I will refrain from apportioning specific blame myself, unfamiliar as I am with Mr Woodford personally, and the people in charge of the oversight system we are told failed to protect investors. However, I would like to ask whether there is a coincidence at the heart of this. Back to 4 June 2019.
Terrible Timing
On 4 June 2019 Jeremy Hunt was actually riding high. Not just in his then-role as foreign secretary, but in his candidacy for leadership of the Conservative Party and prime minister of the United Kingdom of Great Britain and Northern Ireland. Because the real backdrop to the Trump visit and the business roundtable was another Westminster crisis.
Theresa May had thrown her majority in the Commons away in 2017, leading to stalemate after stalemate as the country digested how close it had come to having Jeremy Corbyn in Number 10, and how difficult it was going to be to finalise Brexit. Having been talk of the town just three years before, it was suddenly all over.

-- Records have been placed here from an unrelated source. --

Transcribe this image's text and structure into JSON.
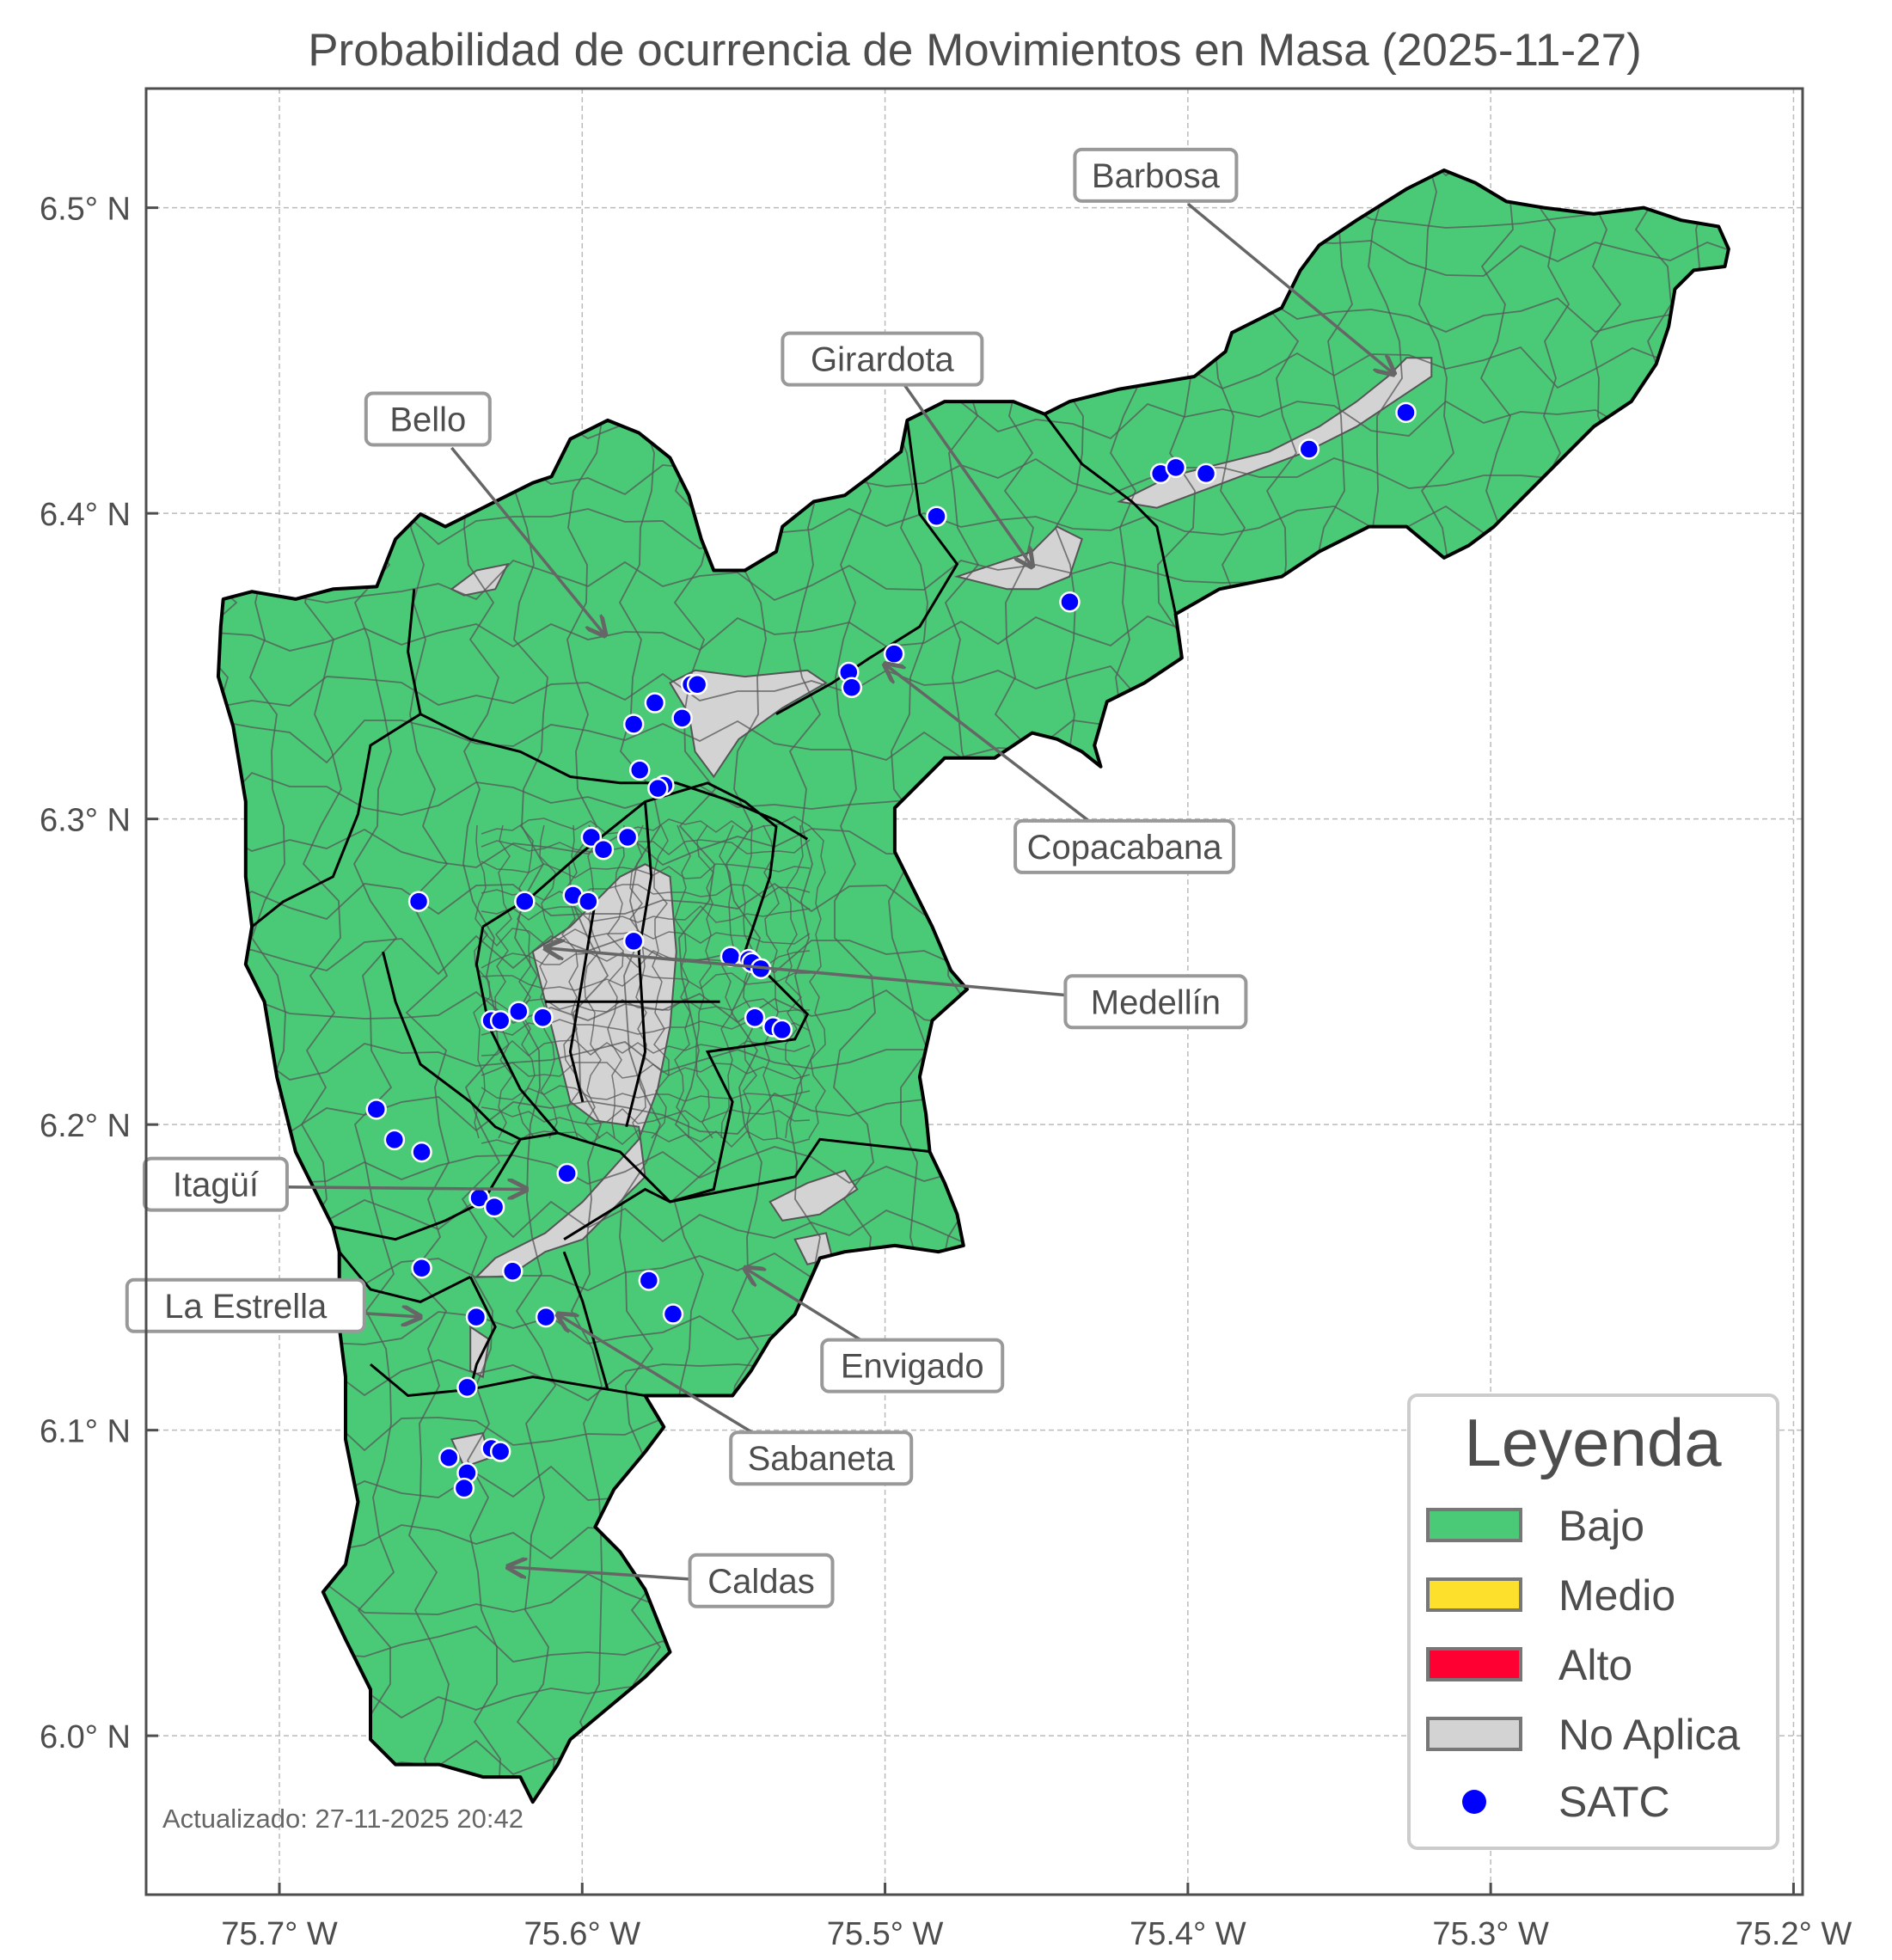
{
  "title": "Probabilidad de ocurrencia de Movimientos en Masa (2025-11-27)",
  "footer": "Actualizado: 27-11-2025 20:42",
  "chart_data": {
    "type": "map",
    "x_ticks": [
      {
        "lon": -75.7,
        "label": "75.7° W"
      },
      {
        "lon": -75.6,
        "label": "75.6° W"
      },
      {
        "lon": -75.5,
        "label": "75.5° W"
      },
      {
        "lon": -75.4,
        "label": "75.4° W"
      },
      {
        "lon": -75.3,
        "label": "75.3° W"
      },
      {
        "lon": -75.2,
        "label": "75.2° W"
      }
    ],
    "y_ticks": [
      {
        "lat": 6.0,
        "label": "6.0° N"
      },
      {
        "lat": 6.1,
        "label": "6.1° N"
      },
      {
        "lat": 6.2,
        "label": "6.2° N"
      },
      {
        "lat": 6.3,
        "label": "6.3° N"
      },
      {
        "lat": 6.4,
        "label": "6.4° N"
      },
      {
        "lat": 6.5,
        "label": "6.5° N"
      }
    ],
    "lon_range": [
      -75.744,
      -75.197
    ],
    "lat_range": [
      5.948,
      6.539
    ],
    "grid": true,
    "legend": {
      "title": "Leyenda",
      "placement": "bottom-right",
      "items": [
        {
          "label": "Bajo",
          "color": "#4ac977",
          "kind": "patch"
        },
        {
          "label": "Medio",
          "color": "#fde02b",
          "kind": "patch"
        },
        {
          "label": "Alto",
          "color": "#ff0033",
          "kind": "patch"
        },
        {
          "label": "No Aplica",
          "color": "#d3d3d3",
          "kind": "patch"
        },
        {
          "label": "SATC",
          "color": "#0000ff",
          "kind": "point"
        }
      ]
    },
    "municipality_probability": {
      "Barbosa": "Bajo",
      "Girardota": "Bajo",
      "Copacabana": "Bajo",
      "Bello": "Bajo",
      "Medellín": "Bajo",
      "Itagüí": "Bajo",
      "Envigado": "Bajo",
      "Sabaneta": "Bajo",
      "La Estrella": "Bajo",
      "Caldas": "Bajo"
    },
    "labels": [
      "Barbosa",
      "Girardota",
      "Bello",
      "Copacabana",
      "Medellín",
      "Itagüí",
      "La Estrella",
      "Envigado",
      "Sabaneta",
      "Caldas"
    ],
    "satc_points": [
      [
        -75.483,
        6.399
      ],
      [
        -75.409,
        6.413
      ],
      [
        -75.404,
        6.415
      ],
      [
        -75.394,
        6.413
      ],
      [
        -75.36,
        6.421
      ],
      [
        -75.328,
        6.433
      ],
      [
        -75.439,
        6.371
      ],
      [
        -75.497,
        6.354
      ],
      [
        -75.512,
        6.348
      ],
      [
        -75.511,
        6.343
      ],
      [
        -75.564,
        6.344
      ],
      [
        -75.562,
        6.344
      ],
      [
        -75.576,
        6.338
      ],
      [
        -75.583,
        6.331
      ],
      [
        -75.567,
        6.333
      ],
      [
        -75.581,
        6.316
      ],
      [
        -75.573,
        6.311
      ],
      [
        -75.575,
        6.31
      ],
      [
        -75.597,
        6.294
      ],
      [
        -75.585,
        6.294
      ],
      [
        -75.593,
        6.29
      ],
      [
        -75.654,
        6.273
      ],
      [
        -75.619,
        6.273
      ],
      [
        -75.603,
        6.275
      ],
      [
        -75.598,
        6.273
      ],
      [
        -75.583,
        6.26
      ],
      [
        -75.551,
        6.255
      ],
      [
        -75.545,
        6.254
      ],
      [
        -75.544,
        6.253
      ],
      [
        -75.541,
        6.251
      ],
      [
        -75.621,
        6.237
      ],
      [
        -75.63,
        6.234
      ],
      [
        -75.627,
        6.234
      ],
      [
        -75.613,
        6.235
      ],
      [
        -75.543,
        6.235
      ],
      [
        -75.537,
        6.232
      ],
      [
        -75.534,
        6.231
      ],
      [
        -75.668,
        6.205
      ],
      [
        -75.662,
        6.195
      ],
      [
        -75.653,
        6.191
      ],
      [
        -75.605,
        6.184
      ],
      [
        -75.634,
        6.176
      ],
      [
        -75.629,
        6.173
      ],
      [
        -75.653,
        6.153
      ],
      [
        -75.623,
        6.152
      ],
      [
        -75.578,
        6.149
      ],
      [
        -75.57,
        6.138
      ],
      [
        -75.635,
        6.137
      ],
      [
        -75.612,
        6.137
      ],
      [
        -75.638,
        6.114
      ],
      [
        -75.644,
        6.091
      ],
      [
        -75.63,
        6.094
      ],
      [
        -75.627,
        6.093
      ],
      [
        -75.638,
        6.086
      ],
      [
        -75.639,
        6.081
      ]
    ]
  }
}
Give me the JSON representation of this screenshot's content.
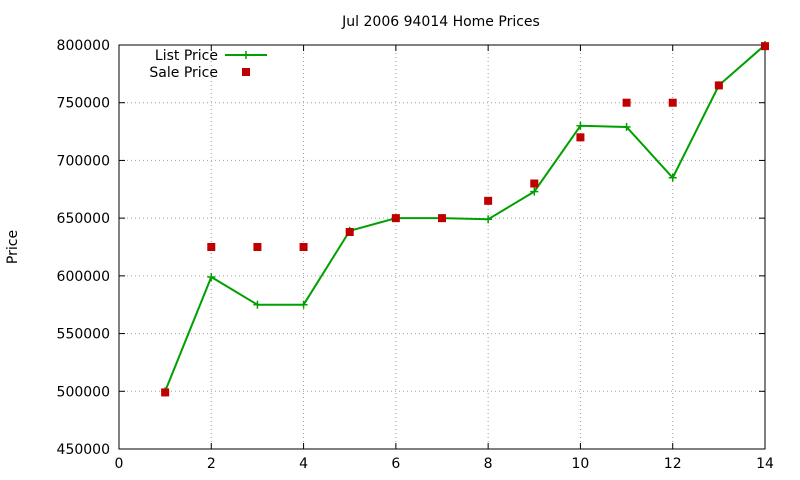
{
  "chart_data": {
    "type": "line",
    "title": "Jul 2006 94014 Home Prices",
    "xlabel": "",
    "ylabel": "Price",
    "xlim": [
      0,
      14
    ],
    "ylim": [
      450000,
      800000
    ],
    "xticks": [
      0,
      2,
      4,
      6,
      8,
      10,
      12,
      14
    ],
    "yticks": [
      450000,
      500000,
      550000,
      600000,
      650000,
      700000,
      750000,
      800000
    ],
    "grid": true,
    "legend_position": "top-left",
    "series": [
      {
        "name": "List Price",
        "style": "line+cross",
        "color": "#00a000",
        "points": [
          [
            1,
            500000
          ],
          [
            2,
            599000
          ],
          [
            3,
            575000
          ],
          [
            4,
            575000
          ],
          [
            5,
            639000
          ],
          [
            6,
            650000
          ],
          [
            7,
            650000
          ],
          [
            8,
            649000
          ],
          [
            9,
            673000
          ],
          [
            10,
            730000
          ],
          [
            11,
            729000
          ],
          [
            12,
            685000
          ],
          [
            13,
            765000
          ],
          [
            14,
            800000
          ]
        ]
      },
      {
        "name": "Sale Price",
        "style": "square-marker",
        "color": "#c00000",
        "points": [
          [
            1,
            499000
          ],
          [
            2,
            625000
          ],
          [
            3,
            625000
          ],
          [
            4,
            625000
          ],
          [
            5,
            638000
          ],
          [
            6,
            650000
          ],
          [
            7,
            650000
          ],
          [
            8,
            665000
          ],
          [
            9,
            680000
          ],
          [
            10,
            720000
          ],
          [
            11,
            750000
          ],
          [
            12,
            750000
          ],
          [
            13,
            765000
          ],
          [
            14,
            799000
          ]
        ]
      }
    ]
  }
}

Hunt would later lose the contest to Boris Johnson, but on that day, things were going well. He had received the endorsement of fellow leadership candidate Liam Fox, the veteran Brexiteer Conservative MP for North Somerset and former defence secretary-turned secretary of state for International Trade (you will remember Fox had stood against David Cameron, David Davis and Ken Clarke in 2005, which made him a "senior Tory" long before he ever held high office).
This narrative matters. It cannot be a coincidence that, on a day where tens of thousands of ordinary UK retail investors were getting dreadful news, Westminster was preoccupied with another popularity contest. We have almost become accustomed to it. The drama that has ensued since makes me even nervier about such a big policy swing – at a time when policy makers would be wise to read the room.
I have wondered about that this week as Hunt stands centre stage once more to say that, in effect, this time it could be different, which is a phrase you never want to hear as an investor. After all, one of the UK’s largest pension funds was a Woodford investor. To that end, we would all be wise to tread cautiously. The dust hasn't even begun to settle on this saga.